Village in Maharashtra

Haregaon (also Harigaon) is a village in Shrirampur, Ahmednagar District, Maharashtra, India. It is approximately 5 km from Shrirampur city on altitude.

==History==

Haregaon had one of the sugar factories in Maharashtra Belapur Sugar & Allied Industries Limited.(Brady & Brady Group) Set up by the British in early 1919s. The name of the village is believed to be named after Mr. Harison, one of the founders of the factory. The factory had to shut down in 1988 due to scarcity of sugarcane. The village that was inhabited by factory workers became desolate.

==Religious importance==

=== Haregaon Shrine ===
St. Theresa Church, Haregaon is the sacred place of Mauli Shrine and the annual yatra held in her honour every September. The name is associated with the shrine of mount mary in Bandra.

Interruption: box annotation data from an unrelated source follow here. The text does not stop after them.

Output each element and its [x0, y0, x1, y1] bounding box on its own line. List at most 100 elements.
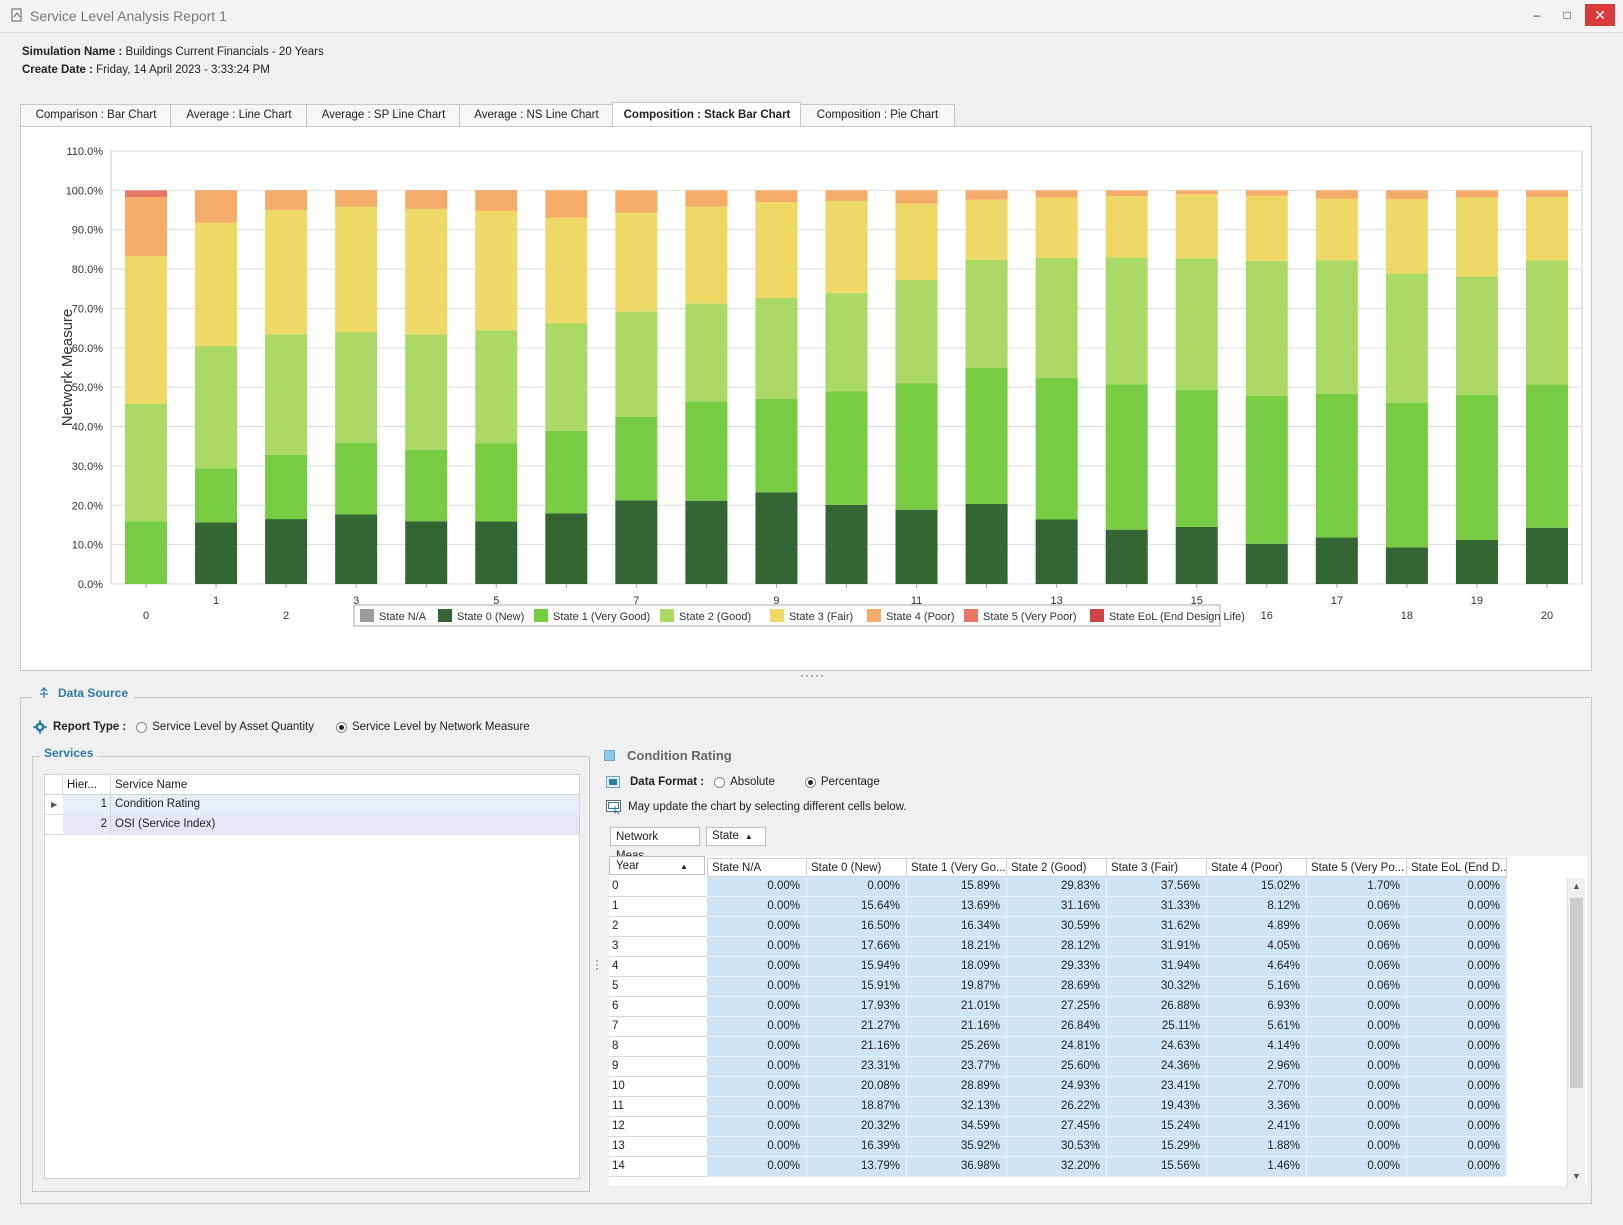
value-cell[interactable]: 23.41% — [1107, 1077, 1207, 1097]
bar-segment[interactable] — [265, 209, 308, 335]
bar-segment[interactable] — [825, 391, 868, 505]
year-row-label[interactable]: 3 — [609, 937, 707, 957]
value-cell[interactable]: 0.06% — [1307, 977, 1407, 997]
bar-segment[interactable] — [685, 401, 728, 501]
bar-segment[interactable] — [195, 345, 238, 469]
bar-segment[interactable] — [1455, 276, 1498, 396]
bar-segment[interactable] — [755, 202, 798, 298]
year-row-label[interactable]: 4 — [609, 957, 707, 977]
value-cell[interactable]: 31.16% — [1007, 897, 1107, 917]
bar-segment[interactable] — [335, 332, 378, 443]
bar-segment[interactable] — [1175, 258, 1218, 390]
value-cell[interactable]: 24.93% — [1007, 1077, 1107, 1097]
value-cell[interactable]: 16.39% — [807, 1137, 907, 1157]
scroll-down-icon[interactable]: ▼ — [1572, 1171, 1581, 1181]
legend-entry[interactable]: State 2 (Good) — [679, 611, 751, 623]
value-cell[interactable]: 31.33% — [1107, 897, 1207, 917]
value-cell[interactable]: 16.50% — [807, 917, 907, 937]
bar-segment[interactable] — [405, 190, 448, 209]
value-cell[interactable]: 18.09% — [907, 957, 1007, 977]
value-cell[interactable]: 28.12% — [1007, 937, 1107, 957]
bar-segment[interactable] — [1525, 527, 1568, 584]
value-cell[interactable]: 0.00% — [707, 1117, 807, 1137]
bar-segment[interactable] — [545, 190, 588, 218]
bar-segment[interactable] — [1385, 190, 1428, 200]
bar-segment[interactable] — [1035, 378, 1078, 520]
bar-segment[interactable] — [1455, 197, 1498, 277]
bar-segment[interactable] — [615, 416, 658, 501]
value-cell[interactable]: 15.02% — [1207, 877, 1307, 897]
value-cell[interactable]: 31.94% — [1107, 957, 1207, 977]
value-cell[interactable]: 29.33% — [1007, 957, 1107, 977]
year-row-label[interactable]: 2 — [609, 917, 707, 937]
bar-segment[interactable] — [895, 280, 938, 384]
state-column-header[interactable]: State EoL (End D... — [1407, 858, 1507, 877]
bar-segment[interactable] — [125, 256, 168, 405]
bar-segment[interactable] — [125, 521, 168, 584]
bar-segment[interactable] — [965, 504, 1008, 584]
bar-segment[interactable] — [1035, 519, 1078, 584]
panel-splitter[interactable]: ····· — [800, 668, 825, 682]
value-cell[interactable]: 5.16% — [1207, 977, 1307, 997]
bar-segment[interactable] — [545, 323, 588, 431]
value-cell[interactable]: 27.45% — [1007, 1117, 1107, 1137]
value-cell[interactable]: 1.70% — [1307, 877, 1407, 897]
value-cell[interactable]: 0.00% — [1407, 1017, 1507, 1037]
pivot-grid[interactable]: Year ▲ State N/A State 0 (New) State 1 (Ve… — [609, 856, 1587, 1186]
value-cell[interactable]: 32.13% — [907, 1097, 1007, 1117]
scroll-up-icon[interactable]: ▲ — [1572, 881, 1581, 891]
bar-segment[interactable] — [1315, 260, 1358, 394]
value-cell[interactable]: 24.36% — [1107, 1057, 1207, 1077]
value-cell[interactable]: 28.69% — [1007, 977, 1107, 997]
year-row-label[interactable]: 5 — [609, 977, 707, 997]
bar-segment[interactable] — [895, 203, 938, 281]
value-cell[interactable]: 23.31% — [807, 1057, 907, 1077]
bar-segment[interactable] — [1245, 190, 1288, 196]
state-column-header[interactable]: State 4 (Poor) — [1207, 858, 1307, 877]
value-cell[interactable]: 30.59% — [1007, 917, 1107, 937]
value-cell[interactable]: 13.79% — [807, 1157, 907, 1177]
bar-segment[interactable] — [1245, 195, 1288, 261]
value-cell[interactable]: 15.94% — [807, 957, 907, 977]
data-source-header[interactable]: Data Source — [32, 686, 135, 700]
bar-segment[interactable] — [1035, 197, 1078, 258]
bar-segment[interactable] — [335, 190, 378, 207]
bar-segment[interactable] — [1385, 273, 1428, 403]
bar-segment[interactable] — [825, 504, 868, 584]
year-row-label[interactable]: 11 — [609, 1097, 707, 1117]
value-cell[interactable]: 0.00% — [707, 897, 807, 917]
tab-composition-pie[interactable]: Composition : Pie Chart — [800, 104, 955, 126]
bar-segment[interactable] — [685, 500, 728, 584]
bar-segment[interactable] — [1455, 190, 1498, 198]
bar-segment[interactable] — [1105, 196, 1148, 258]
bar-segment[interactable] — [195, 190, 238, 223]
bar-segment[interactable] — [615, 190, 658, 213]
value-cell[interactable]: 0.00% — [1307, 1157, 1407, 1177]
bar-segment[interactable] — [1105, 384, 1148, 530]
value-cell[interactable]: 36.98% — [907, 1157, 1007, 1177]
value-cell[interactable]: 27.25% — [1007, 997, 1107, 1017]
bar-segment[interactable] — [755, 492, 798, 584]
bar-segment[interactable] — [265, 334, 308, 455]
value-cell[interactable]: 35.92% — [907, 1137, 1007, 1157]
bar-segment[interactable] — [1175, 389, 1218, 527]
value-cell[interactable]: 2.41% — [1207, 1117, 1307, 1137]
state-column-header[interactable]: State 2 (Good) — [1007, 858, 1107, 877]
value-cell[interactable]: 0.00% — [1407, 877, 1507, 897]
service-row-1[interactable]: ▶ 1 Condition Rating — [45, 795, 579, 815]
value-cell[interactable]: 30.53% — [1007, 1137, 1107, 1157]
bar-segment[interactable] — [1175, 190, 1218, 195]
bar-segment[interactable] — [405, 334, 448, 451]
bar-segment[interactable] — [1035, 190, 1078, 198]
value-cell[interactable]: 29.83% — [1007, 877, 1107, 897]
value-cell[interactable]: 0.00% — [1407, 897, 1507, 917]
close-button[interactable]: ✕ — [1585, 4, 1615, 26]
bar-segment[interactable] — [1525, 260, 1568, 385]
vertical-scrollbar[interactable]: ▲ ▼ — [1567, 878, 1585, 1186]
value-cell[interactable]: 5.61% — [1207, 1017, 1307, 1037]
year-row-label[interactable]: 10 — [609, 1077, 707, 1097]
value-cell[interactable]: 31.91% — [1107, 937, 1207, 957]
bar-segment[interactable] — [475, 190, 518, 211]
services-grid[interactable]: Hier... ▲ Service Name ▶ 1 Condition Rat… — [44, 774, 580, 1179]
value-cell[interactable]: 17.66% — [807, 937, 907, 957]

Mumbai where the original veneration of mary has been held for her birthday on 8 September, accompanied by a famous fair.

Mat is corruption of Mount and Mary is lovingly referred to as Mauli, the Mother. Catholic pilgrims in the area visit the village for the Feast of the Blessed Virgin Mary, celebrated on the second Saturday of September.

St. Teresa Church, Haregaon

In 1950, rev. Fr. John Haldner erected the Church, the Yatra (Feast) was started in 1947 to help local devotees who could not afford to go to the celebration in Bandra, Mumbai. Now Haregaon is often described as the Jerusalem of the Marathi-speaking Catholics in the state, as nearly 400,000 devotees from Ahmednagar, Pune, Nasik, Aurangabad district and Mumbai attend the feast every year.